1. Voorbereidingen:
- Verzamel het benodigde gereedschap en de vervangende motorsteun.
- Schakel de parkeerrem van het voertuig in en blokkeer de wielen om te voorkomen dat het voertuig gaat rollen.
- Koppel de accu los door de minpool te verwijderen.
- Zorg ervoor dat het voertuig is afgekoeld om brandwonden te voorkomen.
- Zoek de motorsteun die vervangen moet worden.
2. Breng het voertuig omhoog:
- Gebruik een vloerkrik en een kriksteun of -blokken om het voertuig veilig op te tillen en te ondersteunen, zodat u toegang krijgt tot de motorsteun.

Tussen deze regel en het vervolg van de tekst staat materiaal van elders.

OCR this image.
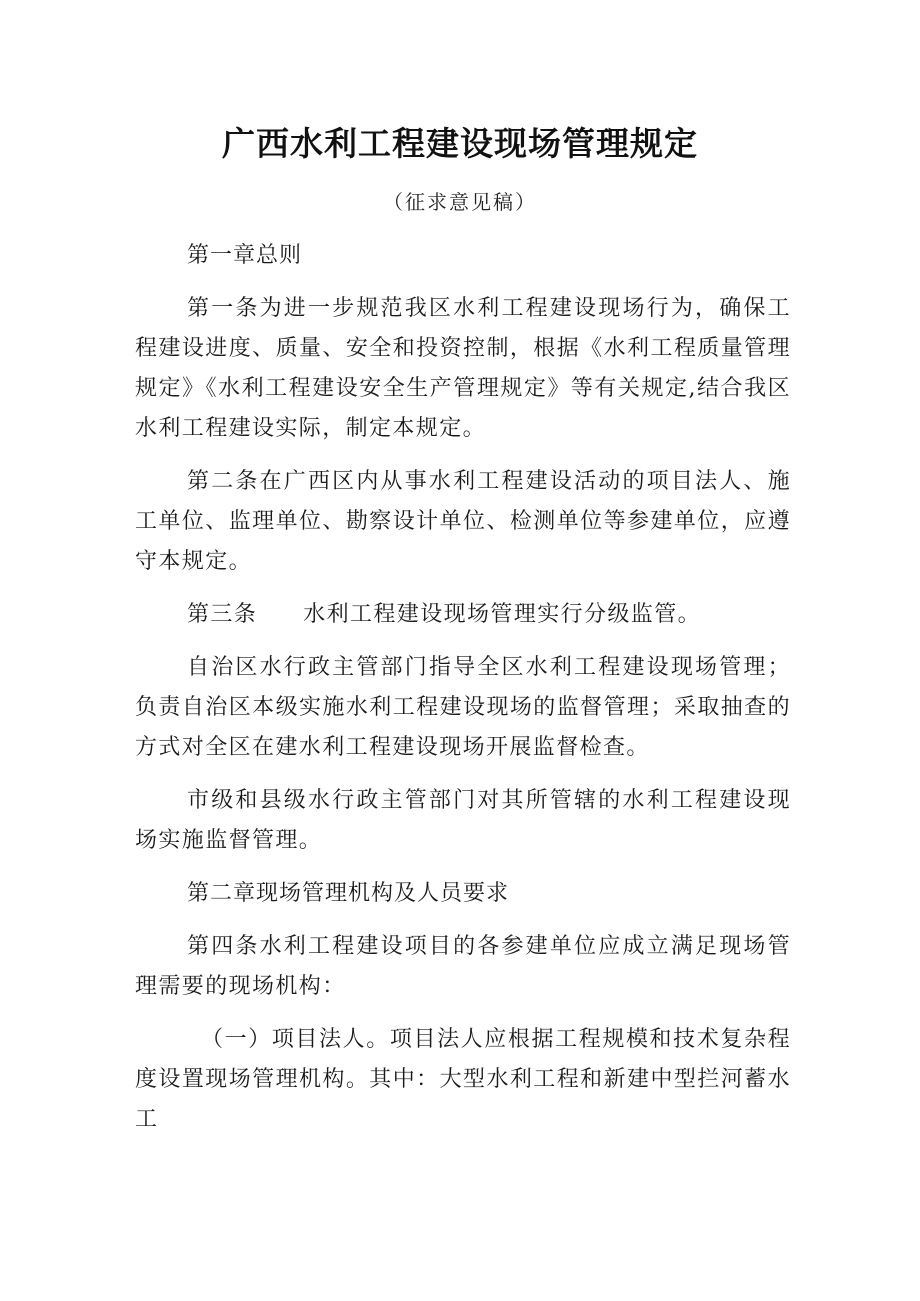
广西水利工程建设现场管理规定
（征求意见稿）

第一章总则

第一条为进一步规范我区水利工程建设现场行为，确保工程建设进度、质量、安全和投资控制，根据《水利工程质量管理规定》《水利工程建设安全生产管理规定》等有关规定,结合我区水利工程建设实际，制定本规定。

第二条在广西区内从事水利工程建设活动的项目法人、施工单位、监理单位、勘察设计单位、检测单位等参建单位，应遵守本规定。

第三条 水利工程建设现场管理实行分级监管。

自治区水行政主管部门指导全区水利工程建设现场管理；负责自治区本级实施水利工程建设现场的监督管理；采取抽查的方式对全区在建水利工程建设现场开展监督检查。

市级和县级水行政主管部门对其所管辖的水利工程建设现场实施监督管理。

第二章现场管理机构及人员要求

第四条水利工程建设项目的各参建单位应成立满足现场管理需要的现场机构：

（一）项目法人。项目法人应根据工程规模和技术复杂程度设置现场管理机构。其中：大型水利工程和新建中型拦河蓄水工
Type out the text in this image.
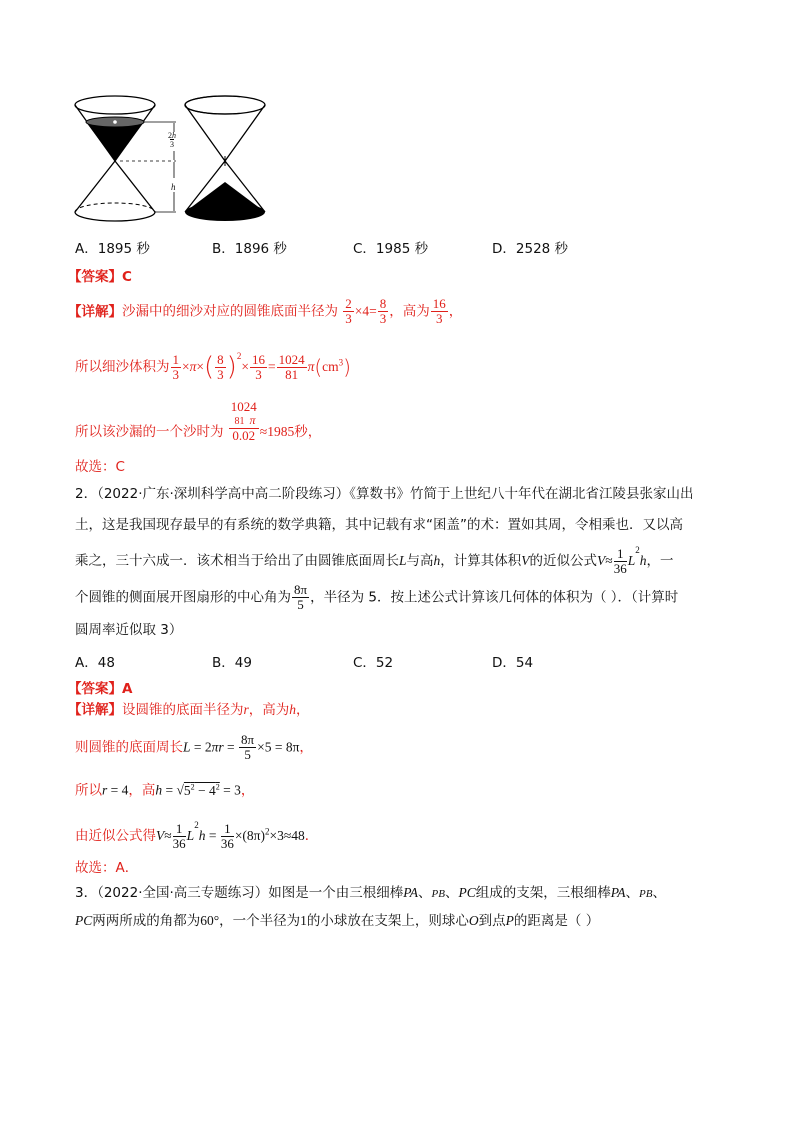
2h
3
h
A．1895 秒	B．1896 秒	C．1985 秒	D．2528 秒
【答案】C
【详解】沙漏中的细沙对应的圆锥底面半径为 $\frac{2}{3} \times 4= \frac{8}{3}$ ，高为 $\frac{16}{3}$ ，
所以细沙体积为 $\frac{1}{3} \times\pi\times( \frac{8}{3} )^2\times \frac{16}{3} = \frac{1024}{81} \pi(cm^3)$
所以该沙漏的一个沙时为
1024
81  π
0.02 ≈1985秒，
故选：C
2．（2022·广东·深圳科学高中高二阶段练习）《算数书》竹简于上世纪八十年代在湖北省江陵县张家山出
土，这是我国现存最早的有系统的数学典籍，其中记载有求“囷盖”的术：置如其周，令相乘也．又以高
乘之，三十六成一．该术相当于给出了由圆锥底面周长L与高h，计算其体积V的近似公式$V\approx \frac{1}{36} L^2h$，一
个圆锥的侧面展开图扇形的中心角为 $\frac{8\pi}{5}$ ，半径为 5．按上述公式计算该几何体的体积为（ ）．（计算时
圆周率近似取 3）
A．48	B．49	C．52	D．54
【答案】A
【详解】设圆锥的底面半径为r，高为h，
则圆锥的底面周长$L = 2\pi r = \frac{8\pi}{5} \times 5 = 8\pi$，
所以r = 4，高$h = √5^2 - 4^2 = 3$，
由近似公式得$V\approx \frac{1}{36} L^2h = \frac{1}{36} \times(8\pi)^2\times 3\approx 48$．
故选：A．
3．（2022·全国·高三专题练习）如图是一个由三根细棒PA、PB、PC组成的支架，三根细棒PA、PB、
PC两两所成的角都为60°，一个半径为1的小球放在支架上，则球心O到点P的距离是（ ）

- Volg de juiste veiligheidsmaatregelen bij het optillen van het voertuig en ondersteun het veilig.
3. Verwijder de motorsteunafdekking (indien van toepassing):
- Sommige modellen hebben mogelijk een afdekking of beugel over de motorsteun.
- Verwijder dergelijke afdekkingen of beugels door ze los te maken of los te schroeven.
- Bewaar de bevestigingsmiddelen zodat u ze later opnieuw kunt installeren.
4. Oude motorsteun verwijderen:
- Zoek de bouten waarmee de motorsteun aan het chassis en de motor is bevestigd.
- Gebruik een dopsleutel of moersleutel om deze bouten los te draaien en te verwijderen.
- Verwijder voorzichtig de oude motorsteun.
- Bewaar de oude houder en bevestigingsmiddelen voor het geval ze nodig zijn voor referentie of probleemoplossing.
5. Bereid de vervangende houder voor:
- Aan de nieuwe motorsteun zijn mogelijk tapeinden of bouten bevestigd. Zorg ervoor dat deze op hun plaats zitten en veilig zijn.
- Als de nieuwe houder afzonderlijke bouten of moeren heeft, plaatst u deze op de daarvoor bestemde posities in de houder.
6. Installeer de nieuwe houder:
- Plaats de nieuwe motorsteun voorzichtig op de juiste locatie.
- Lijn de boutgaten van de steun uit met hun respectievelijke gaten op het chassis en de motor.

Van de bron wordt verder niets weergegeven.